Hero Xtreme Sports review, test ride
13th Aug 2015 3:23 pm
We put to test the Sports version of the Hero Xtreme to see if it impresses on the road.
Back in 1999, when Hero hadn’t yet got their MotoCorp suffix and were making motorcycles with Honda, they released a motorcycle called the Hero Honda CBZ. Later it was rebadged the Hero Honda CBZ Xtreme with some striking updates. Hero later dropped the CBZ brand altogether, and simply christened the motorcycle ‘Xtreme’. The manufacturer has now introduced a more aggressively styled version called the Xtreme Sports with added grunt.

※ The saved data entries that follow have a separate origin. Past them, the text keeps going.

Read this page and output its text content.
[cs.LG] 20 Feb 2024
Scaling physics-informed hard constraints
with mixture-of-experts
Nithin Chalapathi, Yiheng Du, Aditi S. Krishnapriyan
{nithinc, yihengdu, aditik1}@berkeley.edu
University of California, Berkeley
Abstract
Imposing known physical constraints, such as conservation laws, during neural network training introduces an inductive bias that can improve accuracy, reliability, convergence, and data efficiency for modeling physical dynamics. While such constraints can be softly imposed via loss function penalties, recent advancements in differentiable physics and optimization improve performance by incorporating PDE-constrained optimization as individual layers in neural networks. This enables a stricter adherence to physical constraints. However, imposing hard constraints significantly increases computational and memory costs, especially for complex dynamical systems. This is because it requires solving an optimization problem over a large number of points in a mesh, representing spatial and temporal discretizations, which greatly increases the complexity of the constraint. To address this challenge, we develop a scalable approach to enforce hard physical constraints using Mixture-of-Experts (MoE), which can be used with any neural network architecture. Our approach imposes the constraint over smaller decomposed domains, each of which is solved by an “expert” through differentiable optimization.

The Hero Xtreme Sports looks quite smart with its ever-so-slightly tipping forward stance, and sharp styling. On the front is a stub-nosed headlamp, with blue-tinted city lights mounted on either side above the headlamp. The front mudguard has faux air scoops cut out, which add to the sporty image of the motorcycle. Gold-coloured telescopic shock absorbers add a nice touch.
Mounted on top of the headlamp cluster is the completely revised readout panel. A large tachometer is placed on the left side, while a digital speedometer is placed on the right. Above it are the fuel gauge, neutral gear and high beam indicators.
A handy safety addition on the Hero is the side-stand indicator which lights up if the side stand is engaged when the ignition key is set to on. What is interesting is that the headlamp cluster does not have the ignition key at its conventional location, between the handlebars. Instead, it is placed to the right of the headlight, below the handlebar. Clip-on handlebars add to the sporty look of the motorcycle. A standard set of switchgear is mounted on the handlebars, and works quite well.
The tank has angular scoops on either side, which protrude forward till the headlamp cluster when viewed from the side. These make it look yet even leaner than the previous generation, when it still carried the CBZ brand, despite its slightly larger dimensions over the Xtreme. The large, sculpted tank leads to a split seat. The padding on the seats looks thin, and appears to be uncomfortable, but surprisingly our ride confirmed that they were not. The tail section is well designed, with a meaty, ergonomic split grab-rail for the pillion. We rode the motorcycle in Pune, and couldn’t find reason to complain about this.
The engine on the Hero Xtreme Sports remains unchanged. It still uses the 149.2cc, air-cooled, four-stroke engine that mills out a maximum power of 15.6bhp at 8,500rpm, and a maximum of 1.4kgm twisting force at 7,000rpm, slightly more than the other model. Power and torque delivery feels smooth, but there is a noticeable surge once the engine gets spinning at around 6,500rpm. Spin it harder than 8,500-9,000rpm, and the engine protests quite noisily, and harsh vibrations envelop the handlebars. Bridging the engine and the butter-smooth gearbox is a light clutch, which can be used in moderate to heavy traffic with no complaints. All we felt was a silent click, letting us know that the next gear was ready to spin into action.
The Hero Xtreme Sports might have dropped the CBZ badge, but it still retains the characteristic Hero Motocorp ride quality. We had asked the showroom guys to set it to the hardest, to optimise handling when riding through a large bit of the twisty sections in the ghats, and it proved to be a good decision. The front is quite soft, but not too soft to snatch away much of that confident air. The rear too, although set to the hardest, worked quite well to absorb what could have been nasty jolts.
However, there were a few things that we were unhappy with. The position of the ignition key, for example. If you stop the motorcycle on an incline, where you’re supporting it with your right foot, there is no easy way for you to turn off the ignition. Being on the right-hand side, you have to let go of the right brake – and with your right foot tied down to prop up the motorcycle, you lose braking and set off into a roll. Yes, you can try reaching the ignition with your left hand, but that is quite a stretch. The inclusion of an engine-kill switch would have been helpful here. Overall fit and finish of the motorcycle too could have been better.
These minor niggles aside, the Hero Xtreme Sports is impressive as a package though. Our grouses can be filed under classic nitpicking, for this is a smart motorcycle and doesn’t disappoint in any aspect in its role as a premium commuter. With a reliable engine, great design and sporty appeal, this Hero is definitely great value for money.